When we went up to his room, I settled on a couch near the window, gazing at the gray Arabian sea outside. While Mihir ordered water and coffee to the room, I called Sanjay and asked him to get his lunch because I didn’t know how long I’d be there.
Then he stepped over and slipped in beside me. I cupped his face. “Tell me, Mihir,” I whispered. “I’m here.”
He took my hand and jerked me into his arms, burying his face in my neck. I felt his tears on my skin as my hand cradled his head. His hair was as soft as it looked. I pulled him closer as he continued shedding silent tears. I could feel his pain as if it were my own. The weight of his sorrow was palpable, a desperate cry for comfort hidden behind his brave façade. My heart ached to see him like this.
He lifted his head, and I swiped his tears away with my fingers.
“Fuck, I feel so foolish,” he said, wiping his eyes with his palms.
I took his hands in mine. “Talk to me.”
“I don’t know where to begin.”
Speechless and motionless, I tried to grasp everything that had transpired over the last three months. There were too many things I felt at the moment. I was sad for his parents, I felt his pain, I felt confounded by his decision to break up, and I knew I couldn’t appropriately react to any of these, so I just held him.
“I had thought finding Kamte would lead me to my birth mother.”
“We’ll find her, Mihir,” I said with misplaced confidence.
“How?” He gazed into my face.
“I’m not sure right now, but don’t leave just yet. Give me a few days. I have several connections in the city. It could be a shot in the dark but still worth a try.”
“Mom said I shouldn’t have let you go,” he said, his arms tight around me. “And she was right.”
“But you did,” I whispered and withdrew from his embrace to stand. “And rather cruelly.”
“I want you back,” he declared in his usual determined manner and stood to face me.
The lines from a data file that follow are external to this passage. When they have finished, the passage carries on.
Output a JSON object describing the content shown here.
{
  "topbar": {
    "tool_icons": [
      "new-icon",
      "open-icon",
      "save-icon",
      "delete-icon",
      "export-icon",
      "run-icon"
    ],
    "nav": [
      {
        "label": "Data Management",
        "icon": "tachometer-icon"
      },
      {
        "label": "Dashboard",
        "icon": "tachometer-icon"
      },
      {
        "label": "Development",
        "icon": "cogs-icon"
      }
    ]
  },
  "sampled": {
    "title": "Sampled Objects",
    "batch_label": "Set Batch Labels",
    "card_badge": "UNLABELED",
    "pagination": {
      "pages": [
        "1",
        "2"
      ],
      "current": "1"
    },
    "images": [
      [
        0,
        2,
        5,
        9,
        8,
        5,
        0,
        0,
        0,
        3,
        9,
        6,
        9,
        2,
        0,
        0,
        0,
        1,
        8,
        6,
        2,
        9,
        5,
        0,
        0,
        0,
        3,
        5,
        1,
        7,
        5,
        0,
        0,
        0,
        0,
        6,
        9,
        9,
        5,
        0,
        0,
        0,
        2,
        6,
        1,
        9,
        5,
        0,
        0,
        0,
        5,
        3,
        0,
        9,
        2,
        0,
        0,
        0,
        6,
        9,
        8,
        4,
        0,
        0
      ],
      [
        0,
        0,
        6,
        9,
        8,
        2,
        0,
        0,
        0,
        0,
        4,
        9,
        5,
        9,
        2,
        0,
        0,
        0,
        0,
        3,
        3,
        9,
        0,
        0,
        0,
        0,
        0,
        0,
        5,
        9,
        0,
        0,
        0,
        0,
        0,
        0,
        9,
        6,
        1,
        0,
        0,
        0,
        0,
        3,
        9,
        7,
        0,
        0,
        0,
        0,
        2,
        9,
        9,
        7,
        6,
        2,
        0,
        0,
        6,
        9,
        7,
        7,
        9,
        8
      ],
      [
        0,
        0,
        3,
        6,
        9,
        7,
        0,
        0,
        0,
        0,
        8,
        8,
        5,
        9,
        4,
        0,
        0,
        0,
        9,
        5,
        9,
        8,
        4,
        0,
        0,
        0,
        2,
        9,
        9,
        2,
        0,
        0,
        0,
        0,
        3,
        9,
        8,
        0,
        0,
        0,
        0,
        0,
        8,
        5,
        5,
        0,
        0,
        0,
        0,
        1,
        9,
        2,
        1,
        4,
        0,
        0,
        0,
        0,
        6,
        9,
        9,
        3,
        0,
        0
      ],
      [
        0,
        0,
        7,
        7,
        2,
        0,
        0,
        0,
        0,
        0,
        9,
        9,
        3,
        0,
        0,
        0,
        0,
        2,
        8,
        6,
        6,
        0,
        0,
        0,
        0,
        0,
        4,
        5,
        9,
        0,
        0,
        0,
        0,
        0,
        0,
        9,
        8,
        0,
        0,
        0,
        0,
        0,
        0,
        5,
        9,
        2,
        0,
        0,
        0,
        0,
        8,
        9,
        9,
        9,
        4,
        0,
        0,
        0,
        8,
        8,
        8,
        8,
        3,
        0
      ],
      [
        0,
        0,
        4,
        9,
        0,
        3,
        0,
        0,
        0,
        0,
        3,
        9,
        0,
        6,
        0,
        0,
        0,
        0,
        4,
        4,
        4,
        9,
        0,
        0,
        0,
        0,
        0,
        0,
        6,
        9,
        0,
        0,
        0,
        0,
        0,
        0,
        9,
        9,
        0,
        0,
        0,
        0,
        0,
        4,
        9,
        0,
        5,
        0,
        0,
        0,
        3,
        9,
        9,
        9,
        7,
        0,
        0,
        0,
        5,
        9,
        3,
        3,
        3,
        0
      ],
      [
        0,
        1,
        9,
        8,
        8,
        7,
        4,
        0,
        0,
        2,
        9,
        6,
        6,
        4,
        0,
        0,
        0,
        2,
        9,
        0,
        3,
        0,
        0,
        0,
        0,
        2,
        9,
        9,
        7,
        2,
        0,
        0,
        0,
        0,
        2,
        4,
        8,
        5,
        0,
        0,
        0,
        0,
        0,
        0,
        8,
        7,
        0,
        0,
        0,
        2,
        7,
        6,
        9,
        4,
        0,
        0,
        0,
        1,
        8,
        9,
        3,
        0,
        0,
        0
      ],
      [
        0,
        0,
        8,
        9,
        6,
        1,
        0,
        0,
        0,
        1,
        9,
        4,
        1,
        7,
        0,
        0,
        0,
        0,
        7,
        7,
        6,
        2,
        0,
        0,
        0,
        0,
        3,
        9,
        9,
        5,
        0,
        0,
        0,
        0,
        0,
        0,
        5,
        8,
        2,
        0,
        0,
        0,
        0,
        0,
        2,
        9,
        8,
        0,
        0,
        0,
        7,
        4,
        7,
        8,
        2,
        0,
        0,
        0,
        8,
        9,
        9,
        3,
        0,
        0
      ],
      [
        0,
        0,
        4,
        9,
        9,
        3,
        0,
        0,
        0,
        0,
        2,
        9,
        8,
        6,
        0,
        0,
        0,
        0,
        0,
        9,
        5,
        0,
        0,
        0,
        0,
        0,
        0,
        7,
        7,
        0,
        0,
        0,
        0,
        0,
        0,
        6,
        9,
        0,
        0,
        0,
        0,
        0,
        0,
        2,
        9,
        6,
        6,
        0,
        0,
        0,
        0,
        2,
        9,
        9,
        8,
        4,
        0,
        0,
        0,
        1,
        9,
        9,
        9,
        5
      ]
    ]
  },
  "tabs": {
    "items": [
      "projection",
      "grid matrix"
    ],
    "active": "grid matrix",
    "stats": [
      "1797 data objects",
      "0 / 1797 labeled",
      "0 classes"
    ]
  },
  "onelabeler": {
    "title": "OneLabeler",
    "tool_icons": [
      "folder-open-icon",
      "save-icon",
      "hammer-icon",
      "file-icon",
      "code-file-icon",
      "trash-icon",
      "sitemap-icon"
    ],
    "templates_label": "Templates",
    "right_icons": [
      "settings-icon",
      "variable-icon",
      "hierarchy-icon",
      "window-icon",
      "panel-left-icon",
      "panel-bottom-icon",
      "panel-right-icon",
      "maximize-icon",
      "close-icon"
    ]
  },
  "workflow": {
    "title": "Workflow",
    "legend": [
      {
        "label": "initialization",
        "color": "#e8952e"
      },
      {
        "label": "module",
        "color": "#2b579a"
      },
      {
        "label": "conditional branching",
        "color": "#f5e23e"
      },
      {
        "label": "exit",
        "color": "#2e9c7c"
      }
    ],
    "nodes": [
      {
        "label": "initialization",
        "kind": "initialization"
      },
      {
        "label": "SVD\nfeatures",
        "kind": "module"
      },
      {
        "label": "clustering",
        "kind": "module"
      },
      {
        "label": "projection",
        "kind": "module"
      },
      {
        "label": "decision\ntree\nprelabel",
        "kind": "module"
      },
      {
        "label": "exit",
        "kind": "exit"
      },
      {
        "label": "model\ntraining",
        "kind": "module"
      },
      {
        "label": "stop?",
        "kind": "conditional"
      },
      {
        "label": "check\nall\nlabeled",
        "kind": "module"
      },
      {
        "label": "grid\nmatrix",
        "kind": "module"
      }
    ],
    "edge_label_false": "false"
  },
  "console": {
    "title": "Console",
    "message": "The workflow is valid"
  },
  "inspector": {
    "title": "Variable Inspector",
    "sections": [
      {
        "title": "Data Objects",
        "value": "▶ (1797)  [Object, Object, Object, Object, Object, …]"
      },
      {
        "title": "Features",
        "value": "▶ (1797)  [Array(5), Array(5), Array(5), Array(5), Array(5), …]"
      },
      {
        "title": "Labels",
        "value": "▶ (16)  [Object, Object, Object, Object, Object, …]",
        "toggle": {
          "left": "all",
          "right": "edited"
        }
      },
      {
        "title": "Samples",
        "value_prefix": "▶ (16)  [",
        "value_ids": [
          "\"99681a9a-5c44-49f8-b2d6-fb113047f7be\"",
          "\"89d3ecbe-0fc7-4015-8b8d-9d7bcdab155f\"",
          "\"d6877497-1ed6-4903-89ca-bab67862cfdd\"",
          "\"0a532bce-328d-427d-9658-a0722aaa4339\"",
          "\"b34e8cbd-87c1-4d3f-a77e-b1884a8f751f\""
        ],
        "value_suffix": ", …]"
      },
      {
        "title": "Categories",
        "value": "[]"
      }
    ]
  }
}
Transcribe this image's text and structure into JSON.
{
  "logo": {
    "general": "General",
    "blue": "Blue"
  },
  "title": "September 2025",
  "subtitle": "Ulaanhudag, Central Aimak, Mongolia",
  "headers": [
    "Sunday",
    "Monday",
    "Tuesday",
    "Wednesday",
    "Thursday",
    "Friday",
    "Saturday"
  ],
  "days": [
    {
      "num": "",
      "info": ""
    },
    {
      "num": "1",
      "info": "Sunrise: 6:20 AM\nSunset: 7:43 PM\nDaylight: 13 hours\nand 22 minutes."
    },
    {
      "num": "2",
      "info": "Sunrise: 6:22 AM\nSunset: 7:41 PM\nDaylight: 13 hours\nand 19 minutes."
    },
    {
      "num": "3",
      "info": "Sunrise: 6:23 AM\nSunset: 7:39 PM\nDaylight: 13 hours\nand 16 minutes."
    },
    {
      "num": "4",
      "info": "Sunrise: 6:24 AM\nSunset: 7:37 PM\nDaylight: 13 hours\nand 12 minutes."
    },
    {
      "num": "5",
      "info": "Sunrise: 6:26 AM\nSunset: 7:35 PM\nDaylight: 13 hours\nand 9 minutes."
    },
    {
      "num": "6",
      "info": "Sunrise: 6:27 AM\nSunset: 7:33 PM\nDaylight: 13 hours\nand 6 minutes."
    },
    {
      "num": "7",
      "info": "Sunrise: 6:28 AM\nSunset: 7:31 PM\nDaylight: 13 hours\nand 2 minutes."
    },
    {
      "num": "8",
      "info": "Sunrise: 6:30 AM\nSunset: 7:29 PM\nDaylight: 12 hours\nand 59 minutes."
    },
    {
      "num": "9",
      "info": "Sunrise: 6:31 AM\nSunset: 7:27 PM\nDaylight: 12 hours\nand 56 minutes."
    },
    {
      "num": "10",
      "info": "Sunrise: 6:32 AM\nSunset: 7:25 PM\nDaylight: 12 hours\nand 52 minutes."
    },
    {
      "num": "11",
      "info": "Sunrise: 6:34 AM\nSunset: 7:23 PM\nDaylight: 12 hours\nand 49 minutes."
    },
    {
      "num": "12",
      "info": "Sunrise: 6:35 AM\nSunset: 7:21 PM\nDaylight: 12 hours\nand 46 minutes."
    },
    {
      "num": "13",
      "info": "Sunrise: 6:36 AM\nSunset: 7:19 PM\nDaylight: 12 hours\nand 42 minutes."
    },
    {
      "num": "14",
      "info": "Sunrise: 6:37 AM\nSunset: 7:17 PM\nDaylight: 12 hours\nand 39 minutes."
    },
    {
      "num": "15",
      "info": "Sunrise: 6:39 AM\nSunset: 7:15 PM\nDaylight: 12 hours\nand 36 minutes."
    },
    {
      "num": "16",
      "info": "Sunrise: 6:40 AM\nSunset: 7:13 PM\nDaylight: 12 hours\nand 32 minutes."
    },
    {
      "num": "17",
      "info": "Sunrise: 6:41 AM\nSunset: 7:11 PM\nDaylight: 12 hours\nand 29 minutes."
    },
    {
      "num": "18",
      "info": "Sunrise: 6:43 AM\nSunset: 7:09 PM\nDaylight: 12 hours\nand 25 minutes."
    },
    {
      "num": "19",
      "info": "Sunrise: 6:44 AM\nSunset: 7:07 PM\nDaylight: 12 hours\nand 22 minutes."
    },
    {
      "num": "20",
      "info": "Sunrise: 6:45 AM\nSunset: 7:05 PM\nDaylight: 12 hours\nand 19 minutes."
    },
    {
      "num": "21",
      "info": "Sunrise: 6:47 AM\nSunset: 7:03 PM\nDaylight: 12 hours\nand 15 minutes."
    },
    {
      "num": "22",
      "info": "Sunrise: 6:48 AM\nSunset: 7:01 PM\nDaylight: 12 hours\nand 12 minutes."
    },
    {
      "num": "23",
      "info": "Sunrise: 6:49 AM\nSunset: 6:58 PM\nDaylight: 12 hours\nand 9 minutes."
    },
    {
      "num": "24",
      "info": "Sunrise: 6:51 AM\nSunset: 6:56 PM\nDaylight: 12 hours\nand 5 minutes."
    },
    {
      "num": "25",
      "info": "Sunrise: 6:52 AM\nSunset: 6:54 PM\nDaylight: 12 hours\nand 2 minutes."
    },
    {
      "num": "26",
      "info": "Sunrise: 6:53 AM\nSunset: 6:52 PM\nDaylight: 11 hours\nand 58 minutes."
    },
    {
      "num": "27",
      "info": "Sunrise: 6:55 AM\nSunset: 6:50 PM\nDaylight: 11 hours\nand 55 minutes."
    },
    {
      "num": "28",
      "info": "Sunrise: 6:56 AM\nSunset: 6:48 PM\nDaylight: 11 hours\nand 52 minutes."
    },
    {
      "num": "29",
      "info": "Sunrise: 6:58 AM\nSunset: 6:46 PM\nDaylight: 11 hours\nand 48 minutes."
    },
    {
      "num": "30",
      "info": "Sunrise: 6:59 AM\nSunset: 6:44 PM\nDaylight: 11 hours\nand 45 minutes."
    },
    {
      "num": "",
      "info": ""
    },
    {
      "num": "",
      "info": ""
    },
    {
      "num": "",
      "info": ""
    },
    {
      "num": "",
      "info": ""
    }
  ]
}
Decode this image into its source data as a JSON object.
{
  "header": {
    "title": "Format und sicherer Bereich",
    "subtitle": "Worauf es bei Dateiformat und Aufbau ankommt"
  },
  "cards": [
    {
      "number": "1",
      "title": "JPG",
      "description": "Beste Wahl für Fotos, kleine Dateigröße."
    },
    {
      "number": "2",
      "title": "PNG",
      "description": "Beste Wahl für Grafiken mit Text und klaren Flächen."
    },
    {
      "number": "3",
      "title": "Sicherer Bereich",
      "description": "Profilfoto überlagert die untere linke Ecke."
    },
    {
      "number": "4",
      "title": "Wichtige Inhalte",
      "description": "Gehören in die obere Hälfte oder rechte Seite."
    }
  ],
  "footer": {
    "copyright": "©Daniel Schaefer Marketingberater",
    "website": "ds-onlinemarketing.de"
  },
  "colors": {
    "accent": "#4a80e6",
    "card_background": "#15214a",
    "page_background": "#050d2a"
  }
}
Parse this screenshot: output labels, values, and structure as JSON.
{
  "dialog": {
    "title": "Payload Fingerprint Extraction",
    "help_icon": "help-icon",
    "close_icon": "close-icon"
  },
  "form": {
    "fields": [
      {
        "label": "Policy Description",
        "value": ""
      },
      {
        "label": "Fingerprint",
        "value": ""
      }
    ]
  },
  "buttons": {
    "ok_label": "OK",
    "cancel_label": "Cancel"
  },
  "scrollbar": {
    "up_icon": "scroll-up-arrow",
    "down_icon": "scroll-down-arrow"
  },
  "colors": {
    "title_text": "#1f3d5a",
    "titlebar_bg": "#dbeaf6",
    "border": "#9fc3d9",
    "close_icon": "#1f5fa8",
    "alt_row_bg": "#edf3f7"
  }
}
I shook my head. “You could’ve talked to me. Instead, you chose to push me away in the most merciless way. It’s taken me all these months to come to terms with it. When a thing like that happens to you twice, it doesn’t take long to go into a spiral and think that it was somehow your fault. I must have something lacking in me for it to happen twice. If I didn’t have supportive friends, I wouldn’t have survived this, Mihir. And you were nowhere to be found. You can’t thrust yourself back in my life again because now you decided it’s the right thing for you.”
“I was in a terrible place, Sona. Why does no one understand that? My parents won’t talk to me. You’re pushing me away. Why can’t you all accept that I needed space? I needed time to heal, to come to terms with it. Why can’t you all cut me some slack? I felt shunned and ashamed. I felt as if everyone in my life was ashamed of me. My entire world changed, and everyone behaves as if I’m the one in the wrong.”